His very first season, the team ERA dropped from 5.37 to 4.38. He also improved the WHIP from 1.58 to 1.37. Last season those numbers were 3.79 and 1.24, which is incredible considering that the ballpark in Arlington is a hitter's paradise.
He's considered the best pitching coach in baseball by many, and he might have the key to the next big thing in baseball.
Five Rangers pitchers last year started a total of 157 games. It could be luck, or it could be that he has found a way to keep pitchers healthy.
The Rangers apply many methods, including throwing more often between starts and long toss to build up their arm strength.
Pitching and defense win. If he can improve the Cubs pitching, keep them healthy and get the most out of them, they are well on the way to picking up the hardware the new regime is expected to bring to Chicago.
He had previous success with the Milwaukee Brewers as their pitching coach, so he has experience in the Cubs' division and the National League.
Sandy Alomar Jr. is supposed to interview on Friday. After that, there is nobody else scheduled at this time, so the choice may be among this group.
I was hoping Ryne Sandberg would get an interview, but Epstein put the kibosh on that immediately when he said the new manager would have to have major league experience managing or coaching.
That was smart on his part because the outcry for Sandberg would have been overwhelming. He didn't want to put himself in the position where he either had to give him the job, or, for the second year in a row, slam the door in his face.
The last time he searched for a manager, he came away with Terry Francona. Not a bad choice since the Red Sox won two World Series championships with him.
Joe Maddon, current Tampa Rays manager, came in second that time. He is now thought of as maybe the best manager in baseball, so he did a great job narrowing the field with Boston.
There is talk he could be a dark horse candidate for the Cubs job, but he still has a year left on his contract.
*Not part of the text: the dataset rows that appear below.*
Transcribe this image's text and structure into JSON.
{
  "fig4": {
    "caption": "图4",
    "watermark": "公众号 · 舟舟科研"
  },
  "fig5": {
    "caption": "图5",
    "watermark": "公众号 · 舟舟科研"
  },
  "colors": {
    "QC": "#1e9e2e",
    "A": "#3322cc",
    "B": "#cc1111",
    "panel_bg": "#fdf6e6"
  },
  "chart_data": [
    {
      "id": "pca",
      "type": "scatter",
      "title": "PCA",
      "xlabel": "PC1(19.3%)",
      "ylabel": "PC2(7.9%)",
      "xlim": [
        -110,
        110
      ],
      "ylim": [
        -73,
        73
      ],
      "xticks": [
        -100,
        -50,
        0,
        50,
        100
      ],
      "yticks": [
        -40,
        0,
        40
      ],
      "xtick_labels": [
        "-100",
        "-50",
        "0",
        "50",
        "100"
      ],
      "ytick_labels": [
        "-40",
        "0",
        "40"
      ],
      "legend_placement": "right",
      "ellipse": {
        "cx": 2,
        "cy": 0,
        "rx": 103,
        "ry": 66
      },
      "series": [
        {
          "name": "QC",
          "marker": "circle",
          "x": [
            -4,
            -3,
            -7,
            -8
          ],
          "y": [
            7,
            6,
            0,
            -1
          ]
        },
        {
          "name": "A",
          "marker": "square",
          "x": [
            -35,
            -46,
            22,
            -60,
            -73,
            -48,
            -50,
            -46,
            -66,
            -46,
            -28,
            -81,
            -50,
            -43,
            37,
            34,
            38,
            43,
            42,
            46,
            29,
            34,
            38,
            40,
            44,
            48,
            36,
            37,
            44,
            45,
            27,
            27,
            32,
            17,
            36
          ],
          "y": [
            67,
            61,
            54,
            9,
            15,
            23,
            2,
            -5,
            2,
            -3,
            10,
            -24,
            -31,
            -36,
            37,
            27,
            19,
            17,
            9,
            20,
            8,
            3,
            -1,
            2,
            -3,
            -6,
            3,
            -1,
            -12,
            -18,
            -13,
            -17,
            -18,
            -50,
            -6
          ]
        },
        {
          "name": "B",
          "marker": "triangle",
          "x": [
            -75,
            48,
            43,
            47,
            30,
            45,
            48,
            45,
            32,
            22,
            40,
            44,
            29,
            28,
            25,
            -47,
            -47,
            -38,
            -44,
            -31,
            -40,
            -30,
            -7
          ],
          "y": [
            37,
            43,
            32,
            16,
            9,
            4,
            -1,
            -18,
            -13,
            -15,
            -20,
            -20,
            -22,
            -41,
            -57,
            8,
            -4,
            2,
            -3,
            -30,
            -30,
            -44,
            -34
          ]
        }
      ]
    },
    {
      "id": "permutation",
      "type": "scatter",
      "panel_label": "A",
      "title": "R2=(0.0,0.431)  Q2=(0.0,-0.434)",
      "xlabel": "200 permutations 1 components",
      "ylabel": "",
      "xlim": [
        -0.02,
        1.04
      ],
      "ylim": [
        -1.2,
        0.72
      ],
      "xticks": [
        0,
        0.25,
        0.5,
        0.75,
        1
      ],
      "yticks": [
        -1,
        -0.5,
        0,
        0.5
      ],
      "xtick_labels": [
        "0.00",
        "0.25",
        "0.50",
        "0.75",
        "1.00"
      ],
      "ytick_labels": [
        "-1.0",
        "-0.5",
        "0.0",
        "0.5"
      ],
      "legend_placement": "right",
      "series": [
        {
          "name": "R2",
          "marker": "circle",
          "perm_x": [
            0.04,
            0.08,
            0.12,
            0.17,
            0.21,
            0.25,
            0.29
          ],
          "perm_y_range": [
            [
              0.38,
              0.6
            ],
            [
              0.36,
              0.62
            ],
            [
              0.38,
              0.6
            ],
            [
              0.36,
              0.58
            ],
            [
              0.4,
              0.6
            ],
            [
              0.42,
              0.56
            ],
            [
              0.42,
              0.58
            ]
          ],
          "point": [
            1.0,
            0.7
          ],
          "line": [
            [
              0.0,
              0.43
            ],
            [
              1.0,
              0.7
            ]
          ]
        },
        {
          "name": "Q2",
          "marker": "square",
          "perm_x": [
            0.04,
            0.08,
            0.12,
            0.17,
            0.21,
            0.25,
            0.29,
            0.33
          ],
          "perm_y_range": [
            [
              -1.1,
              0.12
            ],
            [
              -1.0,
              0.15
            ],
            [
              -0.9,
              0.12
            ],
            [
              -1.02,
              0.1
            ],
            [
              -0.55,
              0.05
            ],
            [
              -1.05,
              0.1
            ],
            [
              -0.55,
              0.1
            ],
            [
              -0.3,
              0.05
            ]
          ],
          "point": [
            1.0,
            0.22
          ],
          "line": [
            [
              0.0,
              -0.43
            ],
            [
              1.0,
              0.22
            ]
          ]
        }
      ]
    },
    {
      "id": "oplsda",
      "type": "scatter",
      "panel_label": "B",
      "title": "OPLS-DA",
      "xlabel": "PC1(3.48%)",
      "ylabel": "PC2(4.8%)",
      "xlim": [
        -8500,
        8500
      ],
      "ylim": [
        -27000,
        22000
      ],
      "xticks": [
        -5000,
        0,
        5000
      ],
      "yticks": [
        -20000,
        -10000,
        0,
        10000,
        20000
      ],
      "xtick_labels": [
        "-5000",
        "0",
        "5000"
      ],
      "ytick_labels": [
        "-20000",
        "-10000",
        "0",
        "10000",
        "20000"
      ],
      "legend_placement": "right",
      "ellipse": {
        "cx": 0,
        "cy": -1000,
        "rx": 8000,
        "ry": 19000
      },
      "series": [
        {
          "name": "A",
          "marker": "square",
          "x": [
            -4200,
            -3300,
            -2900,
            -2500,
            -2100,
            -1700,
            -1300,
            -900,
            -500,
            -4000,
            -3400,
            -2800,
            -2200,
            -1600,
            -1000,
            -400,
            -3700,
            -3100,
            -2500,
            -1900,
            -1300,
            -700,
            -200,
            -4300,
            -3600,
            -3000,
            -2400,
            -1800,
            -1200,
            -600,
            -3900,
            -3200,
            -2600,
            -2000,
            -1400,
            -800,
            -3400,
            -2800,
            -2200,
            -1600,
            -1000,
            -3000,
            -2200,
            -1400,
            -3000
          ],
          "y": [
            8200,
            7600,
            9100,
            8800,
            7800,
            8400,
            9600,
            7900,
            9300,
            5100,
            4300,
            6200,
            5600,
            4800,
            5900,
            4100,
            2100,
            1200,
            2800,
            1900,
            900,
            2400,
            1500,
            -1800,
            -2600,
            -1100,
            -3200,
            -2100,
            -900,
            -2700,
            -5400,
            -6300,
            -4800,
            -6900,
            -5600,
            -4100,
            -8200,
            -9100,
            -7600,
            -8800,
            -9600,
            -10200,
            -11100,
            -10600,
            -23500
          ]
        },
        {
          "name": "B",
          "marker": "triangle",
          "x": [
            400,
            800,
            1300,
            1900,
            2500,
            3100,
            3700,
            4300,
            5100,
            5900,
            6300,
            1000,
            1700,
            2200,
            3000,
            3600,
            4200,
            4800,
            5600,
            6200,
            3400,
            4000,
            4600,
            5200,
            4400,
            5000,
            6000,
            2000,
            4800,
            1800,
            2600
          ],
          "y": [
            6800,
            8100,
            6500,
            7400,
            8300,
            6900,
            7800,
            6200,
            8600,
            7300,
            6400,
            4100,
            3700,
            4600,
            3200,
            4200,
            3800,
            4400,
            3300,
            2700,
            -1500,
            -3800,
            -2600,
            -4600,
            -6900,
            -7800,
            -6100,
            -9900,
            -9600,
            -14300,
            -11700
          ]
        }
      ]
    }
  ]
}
The Cubs still haven't worked out compensation with the Red Sox for Epstein, so that scenario is unlikely.
Francona has also been mentioned as a possibility, but it seems Epstein doesn't necessarily want to get the whole gang back together.
We should know something early next week if not sooner. I think Mike Maddux is the best choice for the job.
If things go as well for him as they did in Boston for Francona, his jersey might join his brother Greg's hanging from the foul pole in Wrigley.